The four-legged robot crouched in the lobby of the Stata Center at the Massachusetts Institute of Technology like a silvery mechanical and cat-like predator. Then, at a command from its handler, the robot sprang into the air, executed a perfect somersault, and landed on its feet.
It was a pretty good trick to kick off a three-day celebration of the school’s new Schwarzman College of Computing, a $1 billion project to integrate computer science into every university department, from genetics to political science, and of course robotics.
The program featured students and faculty who showed off software to measure fetal health, blood pressure, poverty rates in Nairobi — even an improved algorithm for online shopping.
And that acrobatic robot certainly raised the wow factor.
The machine was developed in the robotics lab of an associate professor of mechanical engineering, Sangbae Kim, and modeled after a real-life cheetah in the wild. Guided by a remote control, a full-size model of the robot weighs about 90 pounds, and the motors in its joints can produce as much torque as a small car. But Kim considers that beast too dangerous to let out of the lab, so his team developed a 20-pound version dubbed Mini Cheetah.
Kim and his colleague, robotics researcher Ben Katz, said they are building 10 of the smaller robots for research teams at other institutions, including one for the Internet titan Google, which is helping to fund the project.
The idea is to figure out the full range of the robot’s abilities. “You might think we’ve solved all the problems,” Kim said. “Not at all.”
The robot proved him right; after its second somersault, the Mini Cheetah toppled over. Kim wasn’t worried about its mechanical health — in a year of testing, the machine hasn’t had a breakdown. It seemed to be some sort of software bug.
So the two world-class engineers did exactly what any sixth-grader would do with a balky home PC: They turned the robot off, then on again. In about a minute Mini Cheetah was again up and strutting.
The mishap showed that robot engineers still have a lot to learn about mimicking the abilities of humans and animals — much less developing uses for them in society. The cerebrum of the brain contains about 20 billion neurons, Kim said, while the part that controls the body contains five times as many. And this part of the brain is still poorly understood, he added.

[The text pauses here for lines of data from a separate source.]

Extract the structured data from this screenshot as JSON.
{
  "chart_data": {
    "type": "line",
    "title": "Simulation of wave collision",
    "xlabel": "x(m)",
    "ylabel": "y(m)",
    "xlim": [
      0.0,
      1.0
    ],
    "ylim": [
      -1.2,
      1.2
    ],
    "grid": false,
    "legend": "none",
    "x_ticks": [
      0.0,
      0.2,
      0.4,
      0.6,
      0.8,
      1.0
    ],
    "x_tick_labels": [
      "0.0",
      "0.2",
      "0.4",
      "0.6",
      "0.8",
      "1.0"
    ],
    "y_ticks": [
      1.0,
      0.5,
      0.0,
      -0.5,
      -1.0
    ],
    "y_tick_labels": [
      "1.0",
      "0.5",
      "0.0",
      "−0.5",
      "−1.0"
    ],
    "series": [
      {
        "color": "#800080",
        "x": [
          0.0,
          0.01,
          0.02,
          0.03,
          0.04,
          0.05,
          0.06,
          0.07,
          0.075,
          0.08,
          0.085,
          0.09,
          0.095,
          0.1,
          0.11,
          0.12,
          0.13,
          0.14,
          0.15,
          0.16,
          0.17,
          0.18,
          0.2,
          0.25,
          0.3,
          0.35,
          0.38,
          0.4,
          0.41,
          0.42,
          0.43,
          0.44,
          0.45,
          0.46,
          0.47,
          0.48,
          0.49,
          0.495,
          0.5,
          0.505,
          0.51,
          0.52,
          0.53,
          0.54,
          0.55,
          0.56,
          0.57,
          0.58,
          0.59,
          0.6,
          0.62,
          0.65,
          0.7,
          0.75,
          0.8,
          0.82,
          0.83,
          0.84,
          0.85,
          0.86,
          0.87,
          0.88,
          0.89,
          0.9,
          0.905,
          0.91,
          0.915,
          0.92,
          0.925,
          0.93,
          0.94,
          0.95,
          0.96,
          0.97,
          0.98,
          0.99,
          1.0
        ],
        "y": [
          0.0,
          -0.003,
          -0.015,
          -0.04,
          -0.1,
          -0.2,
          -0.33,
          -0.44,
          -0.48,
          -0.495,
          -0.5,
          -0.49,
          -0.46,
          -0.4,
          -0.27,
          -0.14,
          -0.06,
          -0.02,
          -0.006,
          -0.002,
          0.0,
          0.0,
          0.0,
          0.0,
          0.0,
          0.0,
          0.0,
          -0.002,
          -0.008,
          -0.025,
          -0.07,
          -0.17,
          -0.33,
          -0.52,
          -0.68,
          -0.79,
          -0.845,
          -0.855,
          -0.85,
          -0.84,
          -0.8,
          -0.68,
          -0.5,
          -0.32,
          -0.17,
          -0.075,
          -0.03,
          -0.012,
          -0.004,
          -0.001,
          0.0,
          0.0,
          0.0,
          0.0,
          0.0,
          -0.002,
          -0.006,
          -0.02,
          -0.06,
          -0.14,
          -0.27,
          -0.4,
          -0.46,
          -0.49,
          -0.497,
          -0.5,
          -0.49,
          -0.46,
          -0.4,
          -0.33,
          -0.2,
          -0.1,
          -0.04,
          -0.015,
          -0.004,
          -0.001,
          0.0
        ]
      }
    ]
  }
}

Figuring out how to simulate the behavior of living organisms in silicon is just the kind of problem the new College of Computing is intended to solve.
Launched with a $350 million gift from financier Stephen Schwarzman, the college will include 25 “bridge” faculty members, who will hold joint appointments in other academic departments, such as economics, linguistics, anthropology, and urban studies. These faculty members will guide the application of computer science to each of these fields. And that might someday lead to fruitful partnerships between brain science, computing, and robotics.
Kim warned that crashing global birth rates and aging populations will require robots capable of doing housework and caring for elderly people. Ideally, they’ll be robots with legs, well suited to moving around in our homes (even if they have the mechanical pedigree of a cheetah). And getting it done will require closer cooperation between the mechanical engineers who make robots move and the computer scientists who must teach them the right moves.